During filming, Evans says the first few takes of a scene can be “pretty disciplined,” before Michael and David might head off on an unscripted tangent. But there is always a script, with Evans never simply turning up and asking them to discuss cooking, for example.

“The lovely thing about filming as we were going while I was still writing, in both seasons, was they do have such a wonderful rapport with each other,” the director says. “When we cut and while we’re labelling files – because they’ve got to do it too – they’re chatting back and forth and I’m scribbling things down they’re saying that’s fun. So a lot of the later scenes were not improvised, but they did come from their natural rapport.”
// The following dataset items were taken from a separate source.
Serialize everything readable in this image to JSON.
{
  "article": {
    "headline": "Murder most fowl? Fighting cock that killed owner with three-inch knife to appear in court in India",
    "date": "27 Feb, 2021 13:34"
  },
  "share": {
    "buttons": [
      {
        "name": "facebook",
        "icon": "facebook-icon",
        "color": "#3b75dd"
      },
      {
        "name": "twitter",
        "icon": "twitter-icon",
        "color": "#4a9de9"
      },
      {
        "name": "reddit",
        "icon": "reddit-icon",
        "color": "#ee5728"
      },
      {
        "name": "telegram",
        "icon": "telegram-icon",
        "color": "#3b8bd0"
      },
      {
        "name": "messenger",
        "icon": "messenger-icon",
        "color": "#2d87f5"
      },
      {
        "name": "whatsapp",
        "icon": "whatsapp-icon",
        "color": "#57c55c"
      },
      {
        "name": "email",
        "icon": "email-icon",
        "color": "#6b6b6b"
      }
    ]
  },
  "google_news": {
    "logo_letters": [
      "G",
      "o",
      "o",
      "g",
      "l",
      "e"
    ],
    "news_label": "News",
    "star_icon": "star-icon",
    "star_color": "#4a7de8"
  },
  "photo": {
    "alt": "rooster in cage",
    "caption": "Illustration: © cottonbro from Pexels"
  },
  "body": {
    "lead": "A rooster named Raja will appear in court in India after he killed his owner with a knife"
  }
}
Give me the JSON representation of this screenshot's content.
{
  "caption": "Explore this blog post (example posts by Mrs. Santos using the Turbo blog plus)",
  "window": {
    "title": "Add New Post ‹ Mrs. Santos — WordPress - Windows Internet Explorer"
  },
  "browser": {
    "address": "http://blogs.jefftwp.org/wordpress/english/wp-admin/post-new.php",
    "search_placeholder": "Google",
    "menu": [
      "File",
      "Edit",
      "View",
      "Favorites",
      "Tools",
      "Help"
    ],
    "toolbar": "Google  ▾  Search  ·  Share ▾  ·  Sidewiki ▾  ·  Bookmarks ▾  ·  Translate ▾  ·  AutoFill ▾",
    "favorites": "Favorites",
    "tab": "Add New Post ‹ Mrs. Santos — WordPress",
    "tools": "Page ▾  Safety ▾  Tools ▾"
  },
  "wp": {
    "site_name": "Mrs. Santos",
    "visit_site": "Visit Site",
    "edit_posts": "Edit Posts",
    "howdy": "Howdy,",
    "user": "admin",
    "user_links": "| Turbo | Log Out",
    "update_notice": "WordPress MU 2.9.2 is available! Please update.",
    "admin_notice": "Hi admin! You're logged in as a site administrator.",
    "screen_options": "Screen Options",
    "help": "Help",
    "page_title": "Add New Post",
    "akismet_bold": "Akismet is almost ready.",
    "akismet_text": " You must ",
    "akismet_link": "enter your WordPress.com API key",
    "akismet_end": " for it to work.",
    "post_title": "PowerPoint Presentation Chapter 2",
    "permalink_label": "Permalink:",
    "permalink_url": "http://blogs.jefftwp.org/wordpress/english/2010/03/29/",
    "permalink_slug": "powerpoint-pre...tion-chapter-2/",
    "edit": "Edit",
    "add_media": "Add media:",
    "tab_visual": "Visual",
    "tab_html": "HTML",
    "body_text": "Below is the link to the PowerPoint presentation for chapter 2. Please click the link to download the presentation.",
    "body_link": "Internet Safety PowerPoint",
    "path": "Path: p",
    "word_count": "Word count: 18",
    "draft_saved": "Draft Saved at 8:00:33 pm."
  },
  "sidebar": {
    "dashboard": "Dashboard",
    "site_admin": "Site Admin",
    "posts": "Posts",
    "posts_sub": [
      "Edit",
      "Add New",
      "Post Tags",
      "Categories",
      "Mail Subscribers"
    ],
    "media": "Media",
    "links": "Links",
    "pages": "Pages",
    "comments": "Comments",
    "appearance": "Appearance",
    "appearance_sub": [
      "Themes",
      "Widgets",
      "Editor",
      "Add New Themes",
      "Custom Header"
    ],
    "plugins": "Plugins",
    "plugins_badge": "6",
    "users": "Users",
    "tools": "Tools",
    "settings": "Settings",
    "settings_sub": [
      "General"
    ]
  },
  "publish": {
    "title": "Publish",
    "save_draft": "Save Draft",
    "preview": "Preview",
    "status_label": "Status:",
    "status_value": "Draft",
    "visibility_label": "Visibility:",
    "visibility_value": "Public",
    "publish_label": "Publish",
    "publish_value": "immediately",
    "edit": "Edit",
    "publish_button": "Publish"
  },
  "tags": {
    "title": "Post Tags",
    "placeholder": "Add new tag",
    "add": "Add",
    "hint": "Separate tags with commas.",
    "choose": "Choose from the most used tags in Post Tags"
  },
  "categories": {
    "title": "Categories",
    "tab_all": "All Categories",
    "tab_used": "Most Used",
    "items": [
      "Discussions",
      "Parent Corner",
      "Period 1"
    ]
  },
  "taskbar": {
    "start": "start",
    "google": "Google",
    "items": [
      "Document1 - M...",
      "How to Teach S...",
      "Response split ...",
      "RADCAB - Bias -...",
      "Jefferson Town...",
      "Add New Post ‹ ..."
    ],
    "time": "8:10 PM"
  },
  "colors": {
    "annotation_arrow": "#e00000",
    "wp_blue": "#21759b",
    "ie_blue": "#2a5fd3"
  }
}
With distributor Rainmaker Content shopping the series to international buyers such as Netflix, Hulu and Australia’s ABC, Glynn believes Staged resonates with audiences because viewers could see actors who were struggling with the same circumstances as them.

“It’s also funny and during this time laughter has been so important,” Tennant says. “The first season came out in a moment where everyone just needed to laugh and even though you were watching something that was mirroring the world you were living in, having 15 minutes where you could just laugh at something was a tonic that people needed more than they thought they did.”

Though Staged wasn’t the first ‘lockdown series’ to air, the show certainly differs in theme and tone from some of the other series produced during the first wave of restrictions last spring and continues in that vein in season two, which launched on BBC1 on Monday.

“They were sentimental melodramas that said, ‘Isn’t this experience we’re all going through quite harrowing?’” notes Evans. “Of course it was. But we made a very conscious decision there’s no mention of the words coronavirus or virus [in Staged]. It is very much about the circumstances of the world that have allowed these two people to have to talk like this. What they say is inane and, we hope, fun. We were ironic when everyone else was being quite sincere, and that seemed to connect.”